Covered Stents in Cervical Anastomosis Following Esophagectomy

Emily A Speer, MD1, Christy M Dunst, MD2, Amber Shada, MD1, Kevin M Reavis, MD2, Sara Moncrief, MD1, Lee L Swanstrom, MD2. 1Providence Portland Medical Center, 2The Oregon Clinic


Anastomotic complications after esophagectomy are frequent. The use of self expanding removable covered metal stents has been shown to be an effective initial treatment for esophagogastric anastomotic leaks after esophagectomy, but there is a paucity of literature regarding their long term sequelae. The aim of this study is to review the long term outcomes of anastomotic stenting after esophagectomy with cervical esophagogastric reconstruction, focusing on the safety and efficacy of current stent practices.


All stents placed across cervical anastomoses following esophagectomy from 2004-2014 were retrospectively reviewed. Indications for surgery and stent placement were collected. Leaks were graded on a scale from 1 to 4 according to the classification set forth by Lerut and colleagues [1]. Success was defined as resolution of indicated anastomotic problem for at least 90 days to ensure durability of outcome. Stents were routinely removed or exchanged at 3-6 week intervals. For patients with serial stents, each stent event was evaluated first separately and then as part of its series. Complications were defined as the development of any new anastomotic problems.


Twenty-three patients had a total of 63 stents placed (14% prophylactic, 38% leak, 48% stricture) with an average 2.7 stent events per patient. Median single stent duration was 25.5 days (IQR=13-39.8), and median overall stent duration per patient was 62 days (IQR=40-74.5). 60% of patients had successful resolution of their primary anastomotic problem. 33% resolved with only one stent event. Strictures healed in 25% of patients at a median of 42 days (IQR=32-67). Leaks (40% Grade 1, 30% Grade 2, 30% Grade 3) healed in 70% of patients at a median of 59 days (IQR=50.5-66).

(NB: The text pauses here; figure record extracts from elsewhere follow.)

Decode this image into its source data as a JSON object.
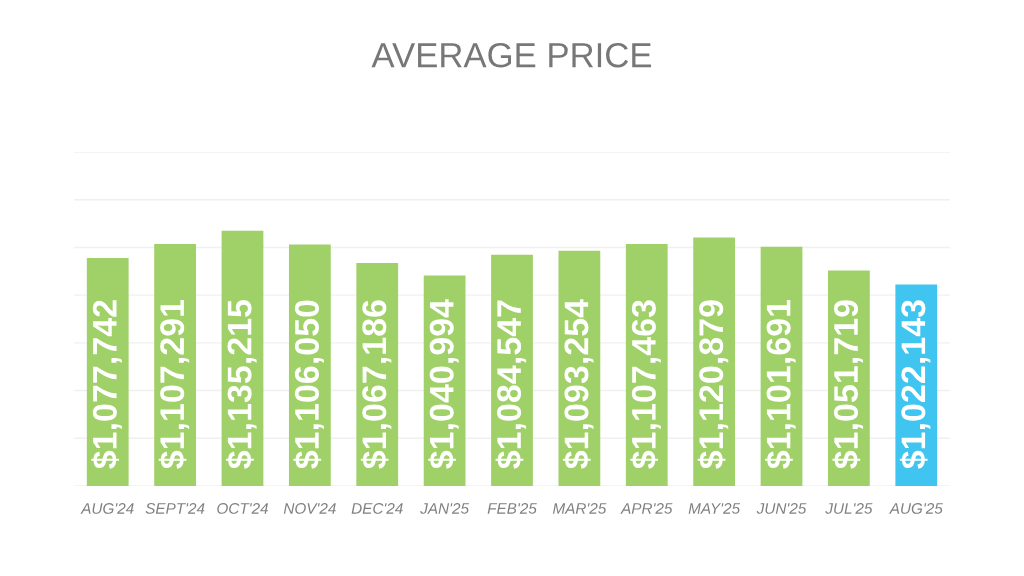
{
  "chart_data": {
    "type": "bar",
    "title": "AVERAGE PRICE",
    "categories": [
      "AUG'24",
      "SEPT'24",
      "OCT'24",
      "NOV'24",
      "DEC'24",
      "JAN'25",
      "FEB'25",
      "MAR'25",
      "APR'25",
      "MAY'25",
      "JUN'25",
      "JUL'25",
      "AUG'25"
    ],
    "values": [
      1077742,
      1107291,
      1135215,
      1106050,
      1067186,
      1040994,
      1084547,
      1093254,
      1107463,
      1120879,
      1101691,
      1051719,
      1022143
    ],
    "colors": [
      "#a0d068",
      "#a0d068",
      "#a0d068",
      "#a0d068",
      "#a0d068",
      "#a0d068",
      "#a0d068",
      "#a0d068",
      "#a0d068",
      "#a0d068",
      "#a0d068",
      "#a0d068",
      "#40c4f0"
    ],
    "value_labels": [
      "$1,077,742",
      "$1,107,291",
      "$1,135,215",
      "$1,106,050",
      "$1,067,186",
      "$1,040,994",
      "$1,084,547",
      "$1,093,254",
      "$1,107,463",
      "$1,120,879",
      "$1,101,691",
      "$1,051,719",
      "$1,022,143"
    ],
    "ylim": [
      600000,
      1300000
    ],
    "yticks": [
      {
        "value": 600000,
        "label": null
      },
      {
        "value": 700000,
        "label": null
      },
      {
        "value": 800000,
        "label": null
      },
      {
        "value": 900000,
        "label": null
      },
      {
        "value": 1000000,
        "label": null
      },
      {
        "value": 1100000,
        "label": null
      },
      {
        "value": 1200000,
        "label": null
      },
      {
        "value": 1300000,
        "label": null
      }
    ],
    "grid": "y",
    "tick_labels": "x"
  }
}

Overall, stent related complications occurred in 78% of patients. The average number of complications per stent event was 1.3. Complications (per stent event) included 62% migration, 9.5% clinically significant tissue overgrowth, 7.9% minor erosion (ulcers), and 9.6% major erosion (into surrounding structures). Stents placed for stricture were more likely to result in complications (80% vs 60%, p=0.09), especially migration which reached significance (76.7% vs 48.5%, p=0.02). Preoperative chemoradiation was a significant risk factor for major erosion (22.5% vs 4.3%, p=0.05) but not for overall complications. Patients with major erosions had longer stent duration compared to those without (92 vs 36 days: IQR 25-52.3). Erosion rates were not affected by stent diameter (20% ≥20mm vs 10.7% <20mm, p=0.32) or indication.

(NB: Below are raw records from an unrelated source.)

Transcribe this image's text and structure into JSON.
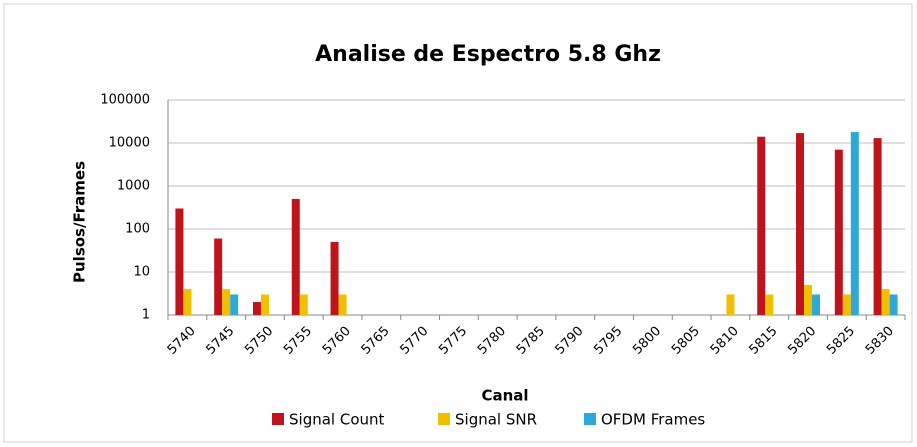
{
  "chart_data": {
    "type": "bar",
    "title": "Analise de Espectro 5.8 Ghz",
    "x_label": "Canal",
    "y_label": "Pulsos/Frames",
    "categories": [
      "5740",
      "5745",
      "5750",
      "5755",
      "5760",
      "5765",
      "5770",
      "5775",
      "5780",
      "5785",
      "5790",
      "5795",
      "5800",
      "5805",
      "5810",
      "5815",
      "5820",
      "5825",
      "5830"
    ],
    "series": [
      {
        "name": "Signal Count",
        "color": "#c0141c",
        "values": [
          300,
          60,
          2,
          500,
          50,
          null,
          null,
          null,
          null,
          null,
          null,
          null,
          null,
          null,
          null,
          14000,
          17000,
          7000,
          13000
        ]
      },
      {
        "name": "Signal SNR",
        "color": "#f0c000",
        "values": [
          4,
          4,
          3,
          3,
          3,
          null,
          null,
          null,
          null,
          null,
          null,
          null,
          null,
          null,
          3,
          3,
          5,
          3,
          4
        ]
      },
      {
        "name": "OFDM Frames",
        "color": "#2ea8d8",
        "values": [
          null,
          3,
          null,
          null,
          null,
          null,
          null,
          null,
          null,
          null,
          null,
          null,
          null,
          null,
          null,
          null,
          3,
          18000,
          3
        ]
      }
    ],
    "ylim": [
      1,
      100000
    ],
    "yticks": [
      1,
      10,
      100,
      1000,
      10000,
      100000
    ],
    "log_scale": true,
    "grid": true,
    "legend": "bottom"
  }
}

Placement of covered stents across cervical esophagogastric anastomoses is associated with high complication rates. Although most complications are minor, 10% are major erosions, and this number is even higher after chemoradiation. Esophageal stents are relatively effective at controlling leaks in the acute setting but do not appear effective at healing strictures. With a healing rate of only 25% and a complication rate of 80%, the risk clearly outweighs the benefit of stenting anastomotic strictures following esophagectomy. Regardless of indication, caution should be used when stent duration exceeds 2-3 months due to the risk of erosion.

1. Lerut T, et al. Anastomotic complications after esophagectomy. Dig Surg 2002;19:92– 8.